Nov 07, 2008 20:24
Sometimes I watch Supernanny...I was watching one I had recorded: A mother and her young 7 yr. old son and her 4 year old daugther, separated dad, who made the choice to leave.
I don't know why the dad left...the little boy was in tears and said he just wanted to know why his daddy left and wanted him to come home. It was the saddest thing in the world and as my heart realized how many times this scene is repeated over and over and over...it is so very tragic, so heartbreaking. Adults fool themselves into thinking their kids will be okay, that their reason for splitting is good enough. It's not. I am not saying there are no exceptions ever. But if you see the heart of a child, like that little boy, the look in his small eyes and all over his face, you know in an instant that child will NEVER be the same. He will never not want his daddy to be home and interacting with him day to day. Do you think for a minute that little boy cares that his daddy felt like "he just didn't have any more to give"? When you have committed your life to a partner and bring children into the home, you darn well better give till your last breath. Those kids, all kids deserve the last breath effort to provide them with full time home and love.

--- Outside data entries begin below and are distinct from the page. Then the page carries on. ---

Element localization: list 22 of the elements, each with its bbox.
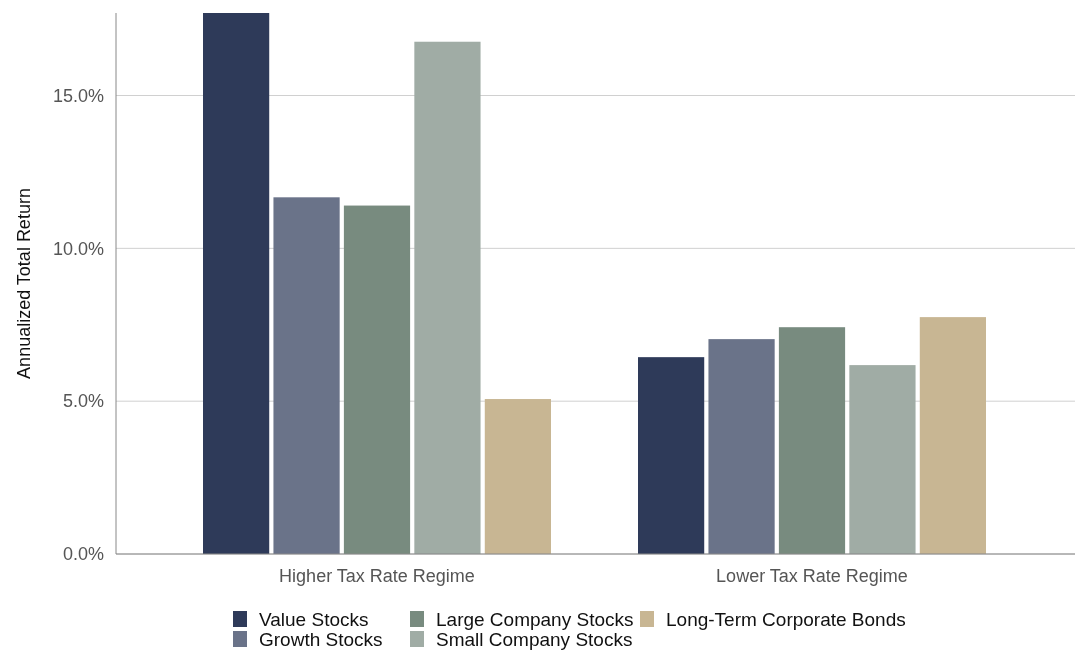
legend-label: Small Company Stocks	[436, 629, 633, 650]
y-tick-label: 0.0%	[62, 544, 104, 565]
bar	[708, 339, 775, 554]
y-tick-label: 10.0%	[52, 238, 104, 259]
bar	[343, 205, 411, 554]
bar	[203, 13, 270, 554]
bar	[484, 399, 551, 554]
bar	[919, 317, 986, 554]
legend-label: Growth Stocks	[259, 629, 383, 650]
bar	[849, 365, 916, 554]
x-tick-label: Lower Tax Rate Regime	[716, 566, 908, 586]
legend-label: Value Stocks	[259, 609, 369, 630]
bar	[273, 197, 340, 554]
x-tick-label: Higher Tax Rate Regime	[279, 566, 475, 586]
bar	[414, 41, 481, 554]
y-tick-label: 15.0%	[52, 85, 104, 106]
legend-label: Large Company Stocks	[436, 609, 634, 630]
y-tick-label: 5.0%	[62, 391, 104, 412]
bar	[778, 327, 846, 554]
y-axis-title: Annualized Total Return	[14, 188, 34, 379]
legend-label: Long-Term Corporate Bonds	[666, 609, 906, 630]
bar	[638, 357, 705, 554]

It breaks my heart thinking of how their little hearts must break when parents leave them.
I mean I've always known logically that families hurt in divorce. That kids are damaged etc. But that little boy...well he split my heart. The dad said his kids were really important to him. Liar. He was really important to himself.
Lately I've been a cry baby though...watching Ev sit with her papa watching the Tinkerbell movie reminded me of my own little ones so many years ago and made me teary, along with the look on her little face as she watched the magical world of the fairies.
A few weeks ago, Michael and I went to a movie that had gorgeous trees with brillant fall color and when the scene first came on, within about 2 seconds I was crying. I don't know why. The beauty of the color was so incredible, and the beauty God places all around me hard to fathom.